Is this a good time to be in the business of fixing cars? Well, that depends. How does that half-filled glass look?
For the glass-half-full crowd, there is this reason for optimism: People are driving older cars. Auto sales have fallen like a brick over the last several months, taking with them not just domestic automakers hurting from lower SUV sales but also the import companies, like Toyota, known more for gas-sipping models.
People are driving older cars, making repairs more common and helping the auto aftermarket industry. But people are also driving less and putting off more repairs.
Fewer new cars on the road means more older cars on the road, and more older cars means more business.
Yet the pessimists may have an even more notable number: The number of miles driven in the U.S. has fallen each of the past six months. That is hurting an industry generally considered recession-proof by keeping cars off the road. Cars that aren't driven as much don't wear out as quickly.
"The number of miles driven has been declining for the last six months," said Mike Rippey, CEO of 1-800 Radiator, a California-based wholesale radiator franchise. "That's never happened before. The effect is, across all auto parts, if a car is driven less, it takes longer for parts to wear out."
Which view is winning out? So far, it appears that the pessimists have it. While some companies have reported strong sales recently, many others have shown weakness and stock prices for several of them have fallen.
That makes sense. For years, the auto industry had been able to rely on a simple fact: people keep driving. Miles traveled had been increasing steadily since the early 1980s, when gas prices began falling after the previous price spike of the late-1970s.
The recent declines have followed the run-up in gas prices. Most recently, the number of miles driven in the U.S. fell 3.7 percent in May, according to the Federal Highway Administration. That continued a steady, significant decline that began in November. More people are using mass transit, which has increased significantly in many markets, and the popularity of gas-sipping vehicles like scooters has also increased.
The decreased driving does have a ripple effect on aftermarket companies that deal in both service issues and parts sales. For instance, if people are driving less, they may take four months to need an oil change instead of three. It may take them a year to need a maintenance checkup instead of nine months.
"There's a domino effect," said Cid Wilson, senior analyst with Kevin Dann & Partners who focuses on the auto aftermarket industry. "Now that six-month repair takes eight months. Something you needed every nine months takes 12 months. It has an adverse impact on the whole industry.
But the decline in driving has started reversing the major factor that led to it – gas prices. Once thought headed for the $5 mark, they've fallen back to Earth from the $4 level of this summer. Lower gas prices may get some people back on the road.
And decreased driving isn't the only factor behind any decline in the auto aftermarket business. Many people are delaying repairs on cars for economic concerns. "We do believe that gas prices are causing some drivers to simply defer major repairs and seek alternate transportation," said Todd Leff, chief executive of Aamco Transmission.
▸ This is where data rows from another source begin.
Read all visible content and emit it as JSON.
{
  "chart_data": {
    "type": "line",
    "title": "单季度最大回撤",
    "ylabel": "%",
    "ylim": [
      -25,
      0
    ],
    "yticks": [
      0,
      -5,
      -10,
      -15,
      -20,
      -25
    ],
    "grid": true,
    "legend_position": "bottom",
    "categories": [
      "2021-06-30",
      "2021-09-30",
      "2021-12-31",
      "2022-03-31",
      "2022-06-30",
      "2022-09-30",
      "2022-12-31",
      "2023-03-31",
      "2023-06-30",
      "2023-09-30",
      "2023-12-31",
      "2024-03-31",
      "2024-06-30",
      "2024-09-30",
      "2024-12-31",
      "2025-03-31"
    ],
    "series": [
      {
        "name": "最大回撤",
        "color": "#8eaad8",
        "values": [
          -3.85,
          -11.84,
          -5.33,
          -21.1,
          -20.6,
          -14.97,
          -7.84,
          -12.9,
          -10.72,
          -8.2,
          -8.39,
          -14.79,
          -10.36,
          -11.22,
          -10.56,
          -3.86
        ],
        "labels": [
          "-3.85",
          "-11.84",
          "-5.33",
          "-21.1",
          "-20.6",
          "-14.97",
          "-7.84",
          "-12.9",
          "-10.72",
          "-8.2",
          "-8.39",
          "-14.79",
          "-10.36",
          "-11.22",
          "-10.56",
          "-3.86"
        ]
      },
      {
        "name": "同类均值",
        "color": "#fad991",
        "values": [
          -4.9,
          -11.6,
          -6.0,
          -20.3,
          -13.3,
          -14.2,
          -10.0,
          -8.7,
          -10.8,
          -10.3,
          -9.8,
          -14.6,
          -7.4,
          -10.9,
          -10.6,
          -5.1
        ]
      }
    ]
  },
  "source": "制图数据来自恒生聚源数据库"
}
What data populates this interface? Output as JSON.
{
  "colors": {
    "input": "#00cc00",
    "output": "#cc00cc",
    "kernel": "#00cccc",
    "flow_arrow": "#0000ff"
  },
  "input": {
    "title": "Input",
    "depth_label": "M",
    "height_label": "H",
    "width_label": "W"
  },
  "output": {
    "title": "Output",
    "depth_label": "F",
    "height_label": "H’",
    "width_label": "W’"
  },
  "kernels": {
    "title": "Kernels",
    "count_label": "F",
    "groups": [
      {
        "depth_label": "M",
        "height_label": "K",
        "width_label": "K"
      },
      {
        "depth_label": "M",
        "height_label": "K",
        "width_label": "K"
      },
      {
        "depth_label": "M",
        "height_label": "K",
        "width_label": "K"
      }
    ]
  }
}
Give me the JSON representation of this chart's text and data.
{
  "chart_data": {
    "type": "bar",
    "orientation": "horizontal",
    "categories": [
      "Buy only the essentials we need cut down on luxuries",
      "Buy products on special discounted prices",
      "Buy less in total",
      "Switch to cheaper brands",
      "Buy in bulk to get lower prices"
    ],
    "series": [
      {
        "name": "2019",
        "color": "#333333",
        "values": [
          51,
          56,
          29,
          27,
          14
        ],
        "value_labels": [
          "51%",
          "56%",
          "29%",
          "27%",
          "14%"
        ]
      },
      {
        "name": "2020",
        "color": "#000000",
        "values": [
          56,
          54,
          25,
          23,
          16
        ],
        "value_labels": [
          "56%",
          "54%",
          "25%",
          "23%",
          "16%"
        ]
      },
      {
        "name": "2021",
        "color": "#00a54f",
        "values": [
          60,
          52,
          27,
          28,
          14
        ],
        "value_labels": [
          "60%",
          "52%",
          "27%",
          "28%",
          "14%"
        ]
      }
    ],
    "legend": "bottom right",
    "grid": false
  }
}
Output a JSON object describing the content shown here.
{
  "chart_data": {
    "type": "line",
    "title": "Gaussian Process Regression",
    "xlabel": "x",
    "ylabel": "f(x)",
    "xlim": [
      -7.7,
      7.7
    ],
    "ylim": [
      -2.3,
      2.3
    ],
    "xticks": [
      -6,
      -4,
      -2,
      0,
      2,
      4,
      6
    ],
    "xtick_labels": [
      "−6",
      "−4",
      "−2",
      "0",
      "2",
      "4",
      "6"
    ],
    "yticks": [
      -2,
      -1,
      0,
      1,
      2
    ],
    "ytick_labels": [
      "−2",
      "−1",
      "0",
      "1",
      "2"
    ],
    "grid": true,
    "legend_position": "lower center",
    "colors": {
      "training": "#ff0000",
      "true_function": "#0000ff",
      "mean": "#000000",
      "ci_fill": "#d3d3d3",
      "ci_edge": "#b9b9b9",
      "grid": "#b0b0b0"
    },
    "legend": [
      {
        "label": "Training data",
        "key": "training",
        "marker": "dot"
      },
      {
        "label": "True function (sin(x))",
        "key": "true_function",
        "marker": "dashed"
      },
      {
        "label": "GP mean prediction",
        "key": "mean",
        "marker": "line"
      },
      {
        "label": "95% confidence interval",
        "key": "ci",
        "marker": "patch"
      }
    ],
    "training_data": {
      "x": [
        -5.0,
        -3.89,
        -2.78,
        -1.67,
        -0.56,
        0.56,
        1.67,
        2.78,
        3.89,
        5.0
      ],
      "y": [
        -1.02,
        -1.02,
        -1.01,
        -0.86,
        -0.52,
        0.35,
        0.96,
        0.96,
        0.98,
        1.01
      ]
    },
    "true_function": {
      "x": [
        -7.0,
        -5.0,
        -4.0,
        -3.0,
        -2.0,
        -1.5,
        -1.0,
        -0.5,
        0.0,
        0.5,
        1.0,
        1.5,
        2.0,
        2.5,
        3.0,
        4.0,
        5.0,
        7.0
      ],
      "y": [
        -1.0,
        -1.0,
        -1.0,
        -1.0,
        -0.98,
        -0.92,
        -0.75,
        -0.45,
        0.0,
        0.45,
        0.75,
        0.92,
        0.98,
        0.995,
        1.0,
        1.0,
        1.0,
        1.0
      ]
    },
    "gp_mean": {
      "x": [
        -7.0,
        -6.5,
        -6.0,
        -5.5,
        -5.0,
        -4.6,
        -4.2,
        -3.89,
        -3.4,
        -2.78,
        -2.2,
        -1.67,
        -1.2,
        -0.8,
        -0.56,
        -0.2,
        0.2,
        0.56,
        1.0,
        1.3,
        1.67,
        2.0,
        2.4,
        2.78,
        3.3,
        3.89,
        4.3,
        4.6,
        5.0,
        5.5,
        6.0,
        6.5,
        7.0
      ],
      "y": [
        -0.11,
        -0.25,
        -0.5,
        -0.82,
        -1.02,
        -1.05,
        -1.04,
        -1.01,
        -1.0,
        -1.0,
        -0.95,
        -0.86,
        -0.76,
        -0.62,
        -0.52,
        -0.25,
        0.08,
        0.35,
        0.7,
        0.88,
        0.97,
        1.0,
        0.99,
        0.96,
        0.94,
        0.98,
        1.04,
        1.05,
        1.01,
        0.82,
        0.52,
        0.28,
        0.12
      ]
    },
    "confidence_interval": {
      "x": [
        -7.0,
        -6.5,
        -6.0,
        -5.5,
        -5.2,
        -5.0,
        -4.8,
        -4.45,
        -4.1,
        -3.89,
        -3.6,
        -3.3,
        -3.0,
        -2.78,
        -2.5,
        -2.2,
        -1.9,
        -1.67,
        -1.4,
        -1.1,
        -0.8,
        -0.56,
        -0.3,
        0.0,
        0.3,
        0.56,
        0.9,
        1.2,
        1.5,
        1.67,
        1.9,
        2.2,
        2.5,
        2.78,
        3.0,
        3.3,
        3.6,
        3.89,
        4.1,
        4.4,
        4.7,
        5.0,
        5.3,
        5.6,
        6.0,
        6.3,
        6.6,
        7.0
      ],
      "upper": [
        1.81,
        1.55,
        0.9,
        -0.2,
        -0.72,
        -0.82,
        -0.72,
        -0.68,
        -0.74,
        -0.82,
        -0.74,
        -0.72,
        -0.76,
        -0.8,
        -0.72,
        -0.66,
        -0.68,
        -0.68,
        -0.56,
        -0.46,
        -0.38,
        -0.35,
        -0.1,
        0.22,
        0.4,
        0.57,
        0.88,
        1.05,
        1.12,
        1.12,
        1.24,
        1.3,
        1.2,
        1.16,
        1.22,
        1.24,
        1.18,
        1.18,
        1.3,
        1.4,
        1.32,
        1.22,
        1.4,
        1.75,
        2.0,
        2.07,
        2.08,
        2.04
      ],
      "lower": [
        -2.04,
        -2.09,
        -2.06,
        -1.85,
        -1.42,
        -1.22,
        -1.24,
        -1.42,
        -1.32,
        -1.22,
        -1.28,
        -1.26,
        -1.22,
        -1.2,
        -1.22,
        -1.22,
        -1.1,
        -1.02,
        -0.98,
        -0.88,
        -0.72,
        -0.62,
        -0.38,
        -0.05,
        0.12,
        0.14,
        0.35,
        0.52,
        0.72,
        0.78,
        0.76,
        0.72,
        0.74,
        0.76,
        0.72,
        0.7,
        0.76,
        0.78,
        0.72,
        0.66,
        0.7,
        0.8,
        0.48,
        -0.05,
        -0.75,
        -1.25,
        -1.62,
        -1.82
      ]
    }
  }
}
In the current environment, companies do well when they have high margins, which enable them to under-price their competitors, Wilson said. And service companies do well when they offer something of value – companies like Texas-based Christian Brothers Automotive, which lures customers with a clean, customer friendly environment that targets mostly women.
Companies also escape problems through geography. Wilson said aftermarket companies are more likely to struggle if they have a big presence in places like California and Florida, which have been hit hard by the housing crisis and are struggling economically.
Still, there are some positives for the industry over the long-term – namely the dip in new car sales.
Americans bought 13.6 million new cars in May, down 18 percent from the same period a year ago, according to industry research firm AutoData – the worst drop since October 2002, when the drop was due largely to an overwhelming number of vehicles that had been sold the previous year.
R.L. Polk & Co., the Michigan-based research firm, found that the median age of a passenger car was a record 9.2 years in 2007 and the percentage of cars on the road that were 11 years or older increased from 40.9 percent to 41.3 percent. In other words: the cars on the road are getting older.
While that means cars today are more reliable, that still means people are holding onto their cars longer. "As the average age of an auto gets older, they fail more often," Rippey said. And while people can put off car repairs, they can't put them off forever. "If a radiator starts to go, they can keep putting water in that thing for four or five months," he said. "But eventually they have to pay the piper."
The decline in new car sales isn't always a positive for auto aftermarket companies, especially those that deal more in parts rather than on service. Many companies, Wilson said, added accessories and other products to improve the look or function of a new car or truck. Those companies aren't doing as well now. "Those accessories are a lot more economically sensitive," Wilson said. "Those companies that don't have a lot of exposure are doing well."
Wilson also noted two other trends that could help auto aftermarket companies in the coming years: cars bought in late 2001 and again in 2005 will need repairs soon. Both years saw sales spikes because of various dealer incentives – in 2005, for instance, many automakers sold cars at a loss by giving customers employee prices. Assuming there are no sales spikes, many of those cars will need maintenance in the years ahead.
There is one more reason for optimism, at least for chains: the economy could force many independent companies to sell or get out of business. "The general consensus among our dealers and new prospects is that the weak economy will cause many independents and smaller chains to fold – and we are seeing that already," Leff said.